Only days after a Neo-Nazi white supremacist massacred six Sikhs in the United States, two bearded Muslims were attacked in South Africa by two white Afrikaners, with one of the Muslims dying.

Mohammed Fayaaz Kazi, 27, was beaten to death in the town of Magaliesburg, about 40 miles northwest of Johannesburg, after insulting his beard and calling him “bin Laden,” in an obvious reference to former al-Qaeda terror chief.

Kazi’s colleague, Ansaar Mahmood, survived the unprovoked attack.

"Two white people... they called him bin Laden in Afrikaans because of his beard," Mahmood told South African media.

"Fayaaz, he understood Afrikaans, and was arguing with them… Nobody helped us. They wanted me dead also, but I survived."

Kazi subsequently died in hospital from a brain hemorrhage.

Magaliesburg is a stronghold for white Afrikaners. The two white mens’ identities have not been revealed.

The murder has sparked widespread condemnation across multi-racial mutli-cultural South Africa.

Ronnie Kasrils, the country's former intelligence minister, blamed the killing on Islamophobia.

"My heartfelt condolences and solidarity to the family of Fayaaz Kazi whose brutal killers must be hunted down and brought to justice," he said in a statement.

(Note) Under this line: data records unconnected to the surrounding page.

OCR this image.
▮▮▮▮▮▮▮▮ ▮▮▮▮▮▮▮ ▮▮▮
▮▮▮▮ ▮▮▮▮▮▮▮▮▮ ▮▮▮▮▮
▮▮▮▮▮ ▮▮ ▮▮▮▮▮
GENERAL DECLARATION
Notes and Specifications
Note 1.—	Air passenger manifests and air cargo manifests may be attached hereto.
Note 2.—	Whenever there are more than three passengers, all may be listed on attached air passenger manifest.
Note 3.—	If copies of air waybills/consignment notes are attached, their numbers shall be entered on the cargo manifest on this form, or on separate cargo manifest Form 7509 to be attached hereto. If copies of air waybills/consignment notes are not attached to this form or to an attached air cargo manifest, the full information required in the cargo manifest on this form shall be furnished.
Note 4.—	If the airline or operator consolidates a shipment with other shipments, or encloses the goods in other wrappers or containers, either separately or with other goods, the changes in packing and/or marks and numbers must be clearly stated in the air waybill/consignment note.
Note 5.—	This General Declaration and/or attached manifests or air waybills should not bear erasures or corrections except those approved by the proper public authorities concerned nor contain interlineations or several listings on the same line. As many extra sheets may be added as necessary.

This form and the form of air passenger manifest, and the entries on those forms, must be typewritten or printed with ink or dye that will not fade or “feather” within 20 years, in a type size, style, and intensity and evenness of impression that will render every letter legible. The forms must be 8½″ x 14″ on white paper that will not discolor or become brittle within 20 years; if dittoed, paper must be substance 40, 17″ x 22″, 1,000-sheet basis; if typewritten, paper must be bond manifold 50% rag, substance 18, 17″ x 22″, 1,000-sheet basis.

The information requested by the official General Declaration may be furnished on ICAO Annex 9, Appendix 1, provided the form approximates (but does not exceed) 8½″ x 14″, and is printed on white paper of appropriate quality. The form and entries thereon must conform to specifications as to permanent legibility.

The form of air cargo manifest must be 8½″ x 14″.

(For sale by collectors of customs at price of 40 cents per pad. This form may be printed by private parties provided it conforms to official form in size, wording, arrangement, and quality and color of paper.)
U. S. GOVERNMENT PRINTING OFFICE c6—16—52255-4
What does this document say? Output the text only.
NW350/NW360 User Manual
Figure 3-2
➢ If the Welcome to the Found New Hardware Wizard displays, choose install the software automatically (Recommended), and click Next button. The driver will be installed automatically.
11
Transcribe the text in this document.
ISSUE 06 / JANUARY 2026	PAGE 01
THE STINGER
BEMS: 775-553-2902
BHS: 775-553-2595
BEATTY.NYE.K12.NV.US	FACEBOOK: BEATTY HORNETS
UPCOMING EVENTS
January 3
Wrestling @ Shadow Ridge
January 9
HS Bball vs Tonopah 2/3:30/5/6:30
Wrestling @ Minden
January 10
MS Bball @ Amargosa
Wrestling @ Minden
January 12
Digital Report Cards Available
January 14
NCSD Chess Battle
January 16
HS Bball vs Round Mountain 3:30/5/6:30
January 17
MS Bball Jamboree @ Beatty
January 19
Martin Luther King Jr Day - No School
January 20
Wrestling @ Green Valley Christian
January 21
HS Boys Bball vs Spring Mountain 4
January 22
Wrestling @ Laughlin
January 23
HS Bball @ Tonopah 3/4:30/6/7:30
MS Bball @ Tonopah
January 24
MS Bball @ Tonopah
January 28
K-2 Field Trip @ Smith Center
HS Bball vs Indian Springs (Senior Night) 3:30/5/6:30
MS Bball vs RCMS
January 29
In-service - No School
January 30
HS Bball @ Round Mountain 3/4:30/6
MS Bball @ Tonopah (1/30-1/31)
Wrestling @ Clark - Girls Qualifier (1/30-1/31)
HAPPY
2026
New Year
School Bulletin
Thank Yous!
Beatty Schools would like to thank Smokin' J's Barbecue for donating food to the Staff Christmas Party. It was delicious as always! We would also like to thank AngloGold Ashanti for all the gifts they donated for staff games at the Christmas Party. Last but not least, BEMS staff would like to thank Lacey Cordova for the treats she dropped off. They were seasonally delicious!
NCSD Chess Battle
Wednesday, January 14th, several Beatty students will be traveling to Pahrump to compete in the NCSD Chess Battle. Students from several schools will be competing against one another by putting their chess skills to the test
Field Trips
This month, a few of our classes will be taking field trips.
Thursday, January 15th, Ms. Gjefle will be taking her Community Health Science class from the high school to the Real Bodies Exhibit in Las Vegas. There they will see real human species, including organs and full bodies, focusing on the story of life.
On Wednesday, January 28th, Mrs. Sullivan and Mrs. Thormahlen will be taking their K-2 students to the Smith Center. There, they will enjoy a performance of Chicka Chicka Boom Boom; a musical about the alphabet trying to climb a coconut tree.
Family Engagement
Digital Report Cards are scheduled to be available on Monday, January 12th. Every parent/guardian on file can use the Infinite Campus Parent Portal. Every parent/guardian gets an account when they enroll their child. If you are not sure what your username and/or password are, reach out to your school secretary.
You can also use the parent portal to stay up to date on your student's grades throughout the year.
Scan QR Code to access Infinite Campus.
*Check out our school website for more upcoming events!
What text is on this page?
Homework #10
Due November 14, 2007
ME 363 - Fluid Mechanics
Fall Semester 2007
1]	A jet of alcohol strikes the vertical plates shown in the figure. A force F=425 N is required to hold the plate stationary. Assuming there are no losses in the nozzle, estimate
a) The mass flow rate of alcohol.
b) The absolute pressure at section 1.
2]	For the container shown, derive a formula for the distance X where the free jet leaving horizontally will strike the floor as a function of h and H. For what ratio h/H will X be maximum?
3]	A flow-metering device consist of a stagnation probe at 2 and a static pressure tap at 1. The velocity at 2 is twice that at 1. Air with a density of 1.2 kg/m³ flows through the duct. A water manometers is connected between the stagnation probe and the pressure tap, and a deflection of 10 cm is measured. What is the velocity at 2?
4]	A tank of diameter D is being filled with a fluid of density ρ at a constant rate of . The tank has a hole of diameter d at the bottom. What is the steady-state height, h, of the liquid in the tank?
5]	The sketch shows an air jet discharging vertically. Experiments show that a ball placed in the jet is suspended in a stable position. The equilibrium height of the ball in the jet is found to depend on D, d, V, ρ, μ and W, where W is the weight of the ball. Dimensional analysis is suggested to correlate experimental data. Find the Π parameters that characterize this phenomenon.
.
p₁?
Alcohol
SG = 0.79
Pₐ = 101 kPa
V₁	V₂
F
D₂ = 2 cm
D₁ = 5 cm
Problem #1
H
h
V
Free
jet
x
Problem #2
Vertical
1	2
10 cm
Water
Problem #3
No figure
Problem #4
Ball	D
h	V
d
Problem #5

"My deepest wishes and speedy recovery to uncle Ansaar Mahmood who was savagely injured in this criminal attack which carries with it the stench of Islamophobia.

Kasrils, a member of the ruling African National Congress party and himself Jewish added: “May all South Africans unite to stop in its tracks the evil of racist and religious intolerance which is a threat to every South African, regardless of creed, culture and colour.”
Media Review Network, a Muslim advocacy group in South Africa has demanded that Police Minister Nathi Mthethwa investigate the killing immediately.

"We strongly urge all members of our community to exercise restraint and patience and to allow the normal process of the law to take its course," said MRN researcher Ibrahim Vawda.

Religious violence is quite rare in South Africa. Muslims account for only about 1.5 percent of the country’s population.